University of Cambridge
2024
Brief Description
DiTTo — short for Digital Twin Taxonomy — is a framework for classifying visual representations of digital twins.
It organises visualisations along three axes: timeliness (real-time ↔ historical), fidelity (lists/2D ↔ 3D/realism), and aggregation (per-sensor ↔ privacy-preserving groups). In a case study of LT1, 20 visualisations were positioned on these axes to reveal coverage and gaps.
DiTTo: The Taxonomy
- Timeliness — From stream-processed sub-second updates to weekly/monthly summaries; includes event framing for decision-making.
- Fidelity — From abstract lists/spreadsheets to high-resolution 2D/3D/VR scenes; choose fidelity to match task and data suitability.
- Aggregation — From per-sensor/per-person detail to privacy-preserving groupings across spaces or systems.
The axes can be paired (T/F, F/A, T/A) to compare designs, spot gaps, and plan interfaces. For instance, highly aggregated views often trend toward lower timeliness, suggesting opportunities for privacy-preserving real-time designs.
Switch axis pairings to see how the same set repositions across DiTTo.
Axes
The taxonomy’s three axes — timeliness, fidelity, and aggregation — are best explored interactively through the demo above. You can view each pairing (T/F, F/A, T/A) using the buttons to compare designs and spot gaps. For static reference diagrams and full details, see the chapter PDF.
Case Study Summary
The LT1 testbed integrates environmental sensors (CO₂, temperature, humidity) and human-centric data (crowd count/localisation), streaming 1–4× per minute at the sensor level. Visualisations bind data to space (2D/3D floorplans) and time (streams and history), using four atomics (floorplan, heatmap, basic charts, lists). Plotted against the three axes, the set reveals missing corners (e.g., privacy-preserving real-time, or low-timeliness/low-aggregation exemplars) which the taxonomy helps uncover.

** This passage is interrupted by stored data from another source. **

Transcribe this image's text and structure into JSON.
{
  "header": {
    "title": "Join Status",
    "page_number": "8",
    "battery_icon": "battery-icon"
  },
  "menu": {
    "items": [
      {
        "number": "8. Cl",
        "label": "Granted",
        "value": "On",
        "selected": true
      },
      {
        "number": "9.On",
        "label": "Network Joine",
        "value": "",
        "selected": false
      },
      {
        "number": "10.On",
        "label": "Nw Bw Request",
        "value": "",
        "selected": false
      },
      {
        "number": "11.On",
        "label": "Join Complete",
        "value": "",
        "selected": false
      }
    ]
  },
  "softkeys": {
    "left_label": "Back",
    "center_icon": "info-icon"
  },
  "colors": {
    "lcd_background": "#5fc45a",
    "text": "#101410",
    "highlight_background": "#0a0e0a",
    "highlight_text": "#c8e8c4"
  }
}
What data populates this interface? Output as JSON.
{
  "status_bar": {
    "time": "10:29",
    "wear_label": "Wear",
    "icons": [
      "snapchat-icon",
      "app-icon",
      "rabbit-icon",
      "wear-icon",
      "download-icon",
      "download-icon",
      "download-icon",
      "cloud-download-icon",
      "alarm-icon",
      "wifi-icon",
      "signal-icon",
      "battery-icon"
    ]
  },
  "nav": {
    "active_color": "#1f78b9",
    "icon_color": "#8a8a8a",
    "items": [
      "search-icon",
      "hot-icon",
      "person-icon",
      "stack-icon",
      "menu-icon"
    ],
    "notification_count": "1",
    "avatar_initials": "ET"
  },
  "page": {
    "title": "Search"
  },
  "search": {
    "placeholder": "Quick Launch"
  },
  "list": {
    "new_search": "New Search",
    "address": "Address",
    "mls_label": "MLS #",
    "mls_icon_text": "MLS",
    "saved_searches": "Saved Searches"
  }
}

The Effects of Visualisation Fidelity
A key question in my thesis was how visualisation fidelity affects user interpretation and decision-making, particularly with respect to timeliness. Lower-fidelity visualisations (e.g. lists, 2D heatmaps) are often faster to interpret and act upon, making them well suited for real-time monitoring. Higher-fidelity visualisations (e.g. 3D models, realistic renderings) can be more engaging and informative for analytical tasks, but may introduce cognitive overhead and slow down decision-making in time-critical contexts. In short, fidelity should be matched to the task and data, rather than defaulting to high fidelity for its own sake.
From Visualisations to Interfaces
Real products compose multiple DT representations into tools (dashboards, rewind/scrub, anomaly views). The taxonomy guides coverage across quadrants so interfaces balance monitoring, analysis, and maintenance, while respecting privacy.
Conclusions
DiTTo is deliberately compact for practicality. It provides a shared language for positioning designs, reasoning about trade-offs, and clarifying that ‘real-time’ refers to stream processing and event sense-making rather than simple recency. Above all, it centres user agency by enabling designers to compare visualisations and identify novel solutions.